Conditional use permit measure clears first round
A bill that would set new requirements for county boards and commissions when considering conditional use permits for livestock siting advanced to the second round of debate Jan. 28.

Whitman Sen. Tanya Storer, sponsor of LB663, said the measure would ensure “fairness, transparency and accountability” in the application process for such permits.
As introduced last session, the bill would:
• set an educational requirement of two hours per term for county commission and county board members on matters relevant to the bill’s provisions;
• require county officials to base conditional use permit decisions solely on county zoning regulations;
• prohibit requiring a federal, state or other local permit when deciding on a conditional use permit; and
• set a timeline for county commissions to follow when processing an application.
Under the measure, county officials would have 30 days to determine if an application is complete and 10 days to relay that information to the applicant. Once an application is deemed complete, counties would have 90 days to approve or deny the application.
If a county fails to act within that timeline, an application automatically would be deemed approved.
Storer said decisions on these types of applications have the potential to tear communities apart and that subjective concerns need to be taken out of the process.
“This is simply a bill that safeguards applicants’ rights, the rights of those who support and those who oppose applications and it creates better government efficiency,” she said.
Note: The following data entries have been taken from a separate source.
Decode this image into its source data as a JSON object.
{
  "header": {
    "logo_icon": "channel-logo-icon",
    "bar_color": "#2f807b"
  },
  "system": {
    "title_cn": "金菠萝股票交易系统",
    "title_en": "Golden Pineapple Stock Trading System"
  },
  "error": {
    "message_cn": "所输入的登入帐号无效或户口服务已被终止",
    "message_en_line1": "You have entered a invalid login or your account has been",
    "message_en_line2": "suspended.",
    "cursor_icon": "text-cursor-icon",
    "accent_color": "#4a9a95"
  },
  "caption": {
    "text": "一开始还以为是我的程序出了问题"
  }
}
A Government, Military and Veterans Affairs Committee amendment, adopted 36-2, would require that county attorneys also receive continuing education and would limit the bill’s provisions to counties that have enacted zoning requirements. The amendment also would add county zoning administrators to the application review process.
St. Paul Sen. Fred Meyer supported the bill, saying he has seen county boards “drag their feet” to prevent approval of feedlot siting applications based solely on “populist opposition.” LB663 would remove uncertainty from the application process for operations that would like to expand, he said.
“The requirements that come down from [the state] or a county that already has those requirements in place are very defined,” Meyer said, “and if an operation is able to meet those, they are certainly entitled to a swift … conclusion.”
Sen. John Cavanaugh of Omaha opposed the measure, saying he was not in favor of placing artificial time constraints on government decision making. In addition, he said, while the elimination of “unnecessary hurdles” to development is a worthy goal, deciding what fits that definition is itself subjective.
Storer offered an amendment to the committee amendment to provide what she called a “fire exit” for county officials.
Under the amendment, if officials obtain information that materially affects an application before the 90-day deadline for its approval, they could require submission of a new application. Doing so would restart the approval deadline time clock, providing an additional 90 days for officials to review the new application.
Storer said the amendment removed previous opposition to the bill from the Nebraska Association of County Officials.
Following the 34-2 adoption of the Storer amendment, senators advanced LB663 to select file on a 35-2 vote.